Na área da pesquisa, o tema também avança. De acordo com o professor, que coordenou a publicação do Atlas Solarimétrico do Brasil - Banco de Dados Terrestres -, o programa de pesquisa e desenvolvimento estratégico da Agência Nacional de Energia Elétrica (Aneel) é um marco de virada para o setor. A iniciativa, chamada de “Arranjos técnicos e comerciais para a inserção da geração fotovoltaica na matriz energética brasileira” e lançada em outubro de 2011, engloba 18 projetos que somam 24,5 MW de potência e investimento de R$ 395,9 milhões.

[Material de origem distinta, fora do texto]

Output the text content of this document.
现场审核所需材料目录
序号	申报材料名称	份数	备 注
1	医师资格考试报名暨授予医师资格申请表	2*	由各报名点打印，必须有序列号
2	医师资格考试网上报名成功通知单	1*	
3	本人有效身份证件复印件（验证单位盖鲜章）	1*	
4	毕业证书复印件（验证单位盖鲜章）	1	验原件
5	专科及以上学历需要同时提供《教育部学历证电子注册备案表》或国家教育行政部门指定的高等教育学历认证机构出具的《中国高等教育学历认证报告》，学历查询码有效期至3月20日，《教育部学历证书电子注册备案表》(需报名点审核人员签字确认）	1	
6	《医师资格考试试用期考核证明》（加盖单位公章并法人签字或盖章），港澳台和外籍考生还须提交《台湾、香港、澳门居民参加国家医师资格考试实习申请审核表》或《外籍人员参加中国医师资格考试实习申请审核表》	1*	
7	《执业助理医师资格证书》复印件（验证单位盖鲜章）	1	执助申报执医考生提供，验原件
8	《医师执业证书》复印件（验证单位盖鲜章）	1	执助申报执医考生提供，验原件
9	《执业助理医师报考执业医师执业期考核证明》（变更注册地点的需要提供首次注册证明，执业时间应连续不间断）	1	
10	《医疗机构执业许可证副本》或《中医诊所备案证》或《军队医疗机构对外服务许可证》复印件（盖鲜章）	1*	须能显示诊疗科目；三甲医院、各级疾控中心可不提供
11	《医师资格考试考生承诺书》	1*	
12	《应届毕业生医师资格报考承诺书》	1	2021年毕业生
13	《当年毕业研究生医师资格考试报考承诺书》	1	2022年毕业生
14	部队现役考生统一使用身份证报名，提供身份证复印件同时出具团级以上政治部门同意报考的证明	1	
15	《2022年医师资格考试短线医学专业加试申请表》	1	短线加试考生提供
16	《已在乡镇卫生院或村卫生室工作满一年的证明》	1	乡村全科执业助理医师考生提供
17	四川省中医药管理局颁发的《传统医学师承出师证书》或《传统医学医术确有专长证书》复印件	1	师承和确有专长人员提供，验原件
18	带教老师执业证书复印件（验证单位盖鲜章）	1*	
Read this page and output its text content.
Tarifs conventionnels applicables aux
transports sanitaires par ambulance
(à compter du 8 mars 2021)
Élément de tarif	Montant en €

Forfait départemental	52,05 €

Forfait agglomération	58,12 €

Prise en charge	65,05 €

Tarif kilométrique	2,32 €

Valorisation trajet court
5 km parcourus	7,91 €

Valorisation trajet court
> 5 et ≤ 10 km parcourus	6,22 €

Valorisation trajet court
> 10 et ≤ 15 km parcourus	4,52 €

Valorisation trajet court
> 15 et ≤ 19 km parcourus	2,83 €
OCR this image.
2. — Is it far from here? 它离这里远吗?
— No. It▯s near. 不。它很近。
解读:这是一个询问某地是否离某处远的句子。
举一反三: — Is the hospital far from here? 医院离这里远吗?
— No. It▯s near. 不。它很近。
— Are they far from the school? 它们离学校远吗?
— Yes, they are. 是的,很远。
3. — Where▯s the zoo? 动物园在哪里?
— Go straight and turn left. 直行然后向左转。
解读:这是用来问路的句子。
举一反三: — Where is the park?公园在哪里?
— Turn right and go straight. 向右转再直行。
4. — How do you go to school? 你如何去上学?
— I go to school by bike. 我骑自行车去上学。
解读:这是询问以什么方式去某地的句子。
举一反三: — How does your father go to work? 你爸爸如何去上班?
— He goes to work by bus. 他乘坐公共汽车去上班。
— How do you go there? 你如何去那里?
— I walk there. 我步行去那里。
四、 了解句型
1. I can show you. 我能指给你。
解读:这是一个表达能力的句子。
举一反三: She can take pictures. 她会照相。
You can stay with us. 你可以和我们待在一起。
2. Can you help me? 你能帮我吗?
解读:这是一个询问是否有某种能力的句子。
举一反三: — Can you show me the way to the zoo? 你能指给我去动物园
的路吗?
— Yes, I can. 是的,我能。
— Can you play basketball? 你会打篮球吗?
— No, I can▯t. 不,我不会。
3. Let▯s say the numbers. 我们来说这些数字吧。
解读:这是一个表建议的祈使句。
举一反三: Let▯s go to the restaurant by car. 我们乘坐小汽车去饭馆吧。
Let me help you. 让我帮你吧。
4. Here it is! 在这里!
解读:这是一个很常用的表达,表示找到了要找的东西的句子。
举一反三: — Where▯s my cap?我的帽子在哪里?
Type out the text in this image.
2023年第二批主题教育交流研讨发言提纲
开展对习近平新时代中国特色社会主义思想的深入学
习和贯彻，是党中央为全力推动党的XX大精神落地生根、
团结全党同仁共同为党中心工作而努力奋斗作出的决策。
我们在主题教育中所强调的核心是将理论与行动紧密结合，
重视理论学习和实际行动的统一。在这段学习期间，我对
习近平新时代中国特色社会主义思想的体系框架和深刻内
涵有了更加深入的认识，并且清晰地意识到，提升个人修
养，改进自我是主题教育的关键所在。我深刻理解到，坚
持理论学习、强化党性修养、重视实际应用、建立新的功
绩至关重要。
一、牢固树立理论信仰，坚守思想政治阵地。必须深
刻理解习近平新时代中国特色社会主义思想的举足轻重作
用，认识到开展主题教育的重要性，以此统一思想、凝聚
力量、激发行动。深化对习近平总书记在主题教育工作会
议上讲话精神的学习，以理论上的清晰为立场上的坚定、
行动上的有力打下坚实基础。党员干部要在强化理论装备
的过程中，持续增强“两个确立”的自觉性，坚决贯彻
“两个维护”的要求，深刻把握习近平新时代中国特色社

Um deles é a recém-anunciada usina solar na Arena Pernambuco, em São Lourenço da Mata, Grande Recife.
O Brasil é um dos países com maiores níveis de radiação solar do mundo. Isso porque a maior parte do território brasileiro está localizada na Zona Intertropical, entre a linha do Equador e o Trópico de Capricórnio, de forma que não se observam grandes variações na duração solar do dia. No Nordeste, em particular, a diferença entre o inverno e verão é pequena, permitindo uma geração de energia plana, estável. “Se considerarmos o semiárido nordestino, é muito interessante porque não vai competir normalmente no uso e ocupação do solo. Temos baixa densidade de população, alto nível de radiação solar e a possibilidade de gerar emprego e renda na região”, enumera Tiba. A cidade de Petrolina, Sertão do Estado, por exemplo, apresenta de acordo com o Atlas Solarimétrico, potenciais para produção de energia solar comparados aos melhores sítios do mundo, como os da cidade de Dongola, no Sudão, e Dagget, no deserto do Mojave, Estados Unidos.
É em Petrolina onde o grupo de pesquisa de fontes alternativas de energia da UFPE está trabalhando há quatro anos na implantação de uma central termosolar de 1MW. O projeto, coordenado pelo Centro de Pesquisas de Energia Elétrica (Cepel), entidade ligada à Eletrobrás, em parceria com a Secretaria de Ciência e Tecnologia de Pernambuco (SecTec-PE), está em fase final de tramitação junto ao Finep. “Será o primeiro projeto de grande porte do Estado: a primeira central termosolar do Brasil e talvez até da América Latina, onde estaremos oferecendo um local de pesquisa e experimentação da tecnologia solar”, comemora. A previsão é de que o projeto comece a sair do papel em seis meses e tenha um prazo de três anos para ficar pronto. “Será o local com infraestrutura onde grandes empresas do setor energético poderão testar e experimentar tecnologia industrial, com oficinas e pessoal treinado”. Além disso, a UFPE lançou junto com a Companhia Hidroelétrica do São Francisco (Chesf) um projeto de usina fotovoltaica para produção de 2,5 MW e interligada à rede elétrica. “Com esses dois projetos, a plataforma de energia solar de Pernambuco estará caminhando para a consolidação”, afirma.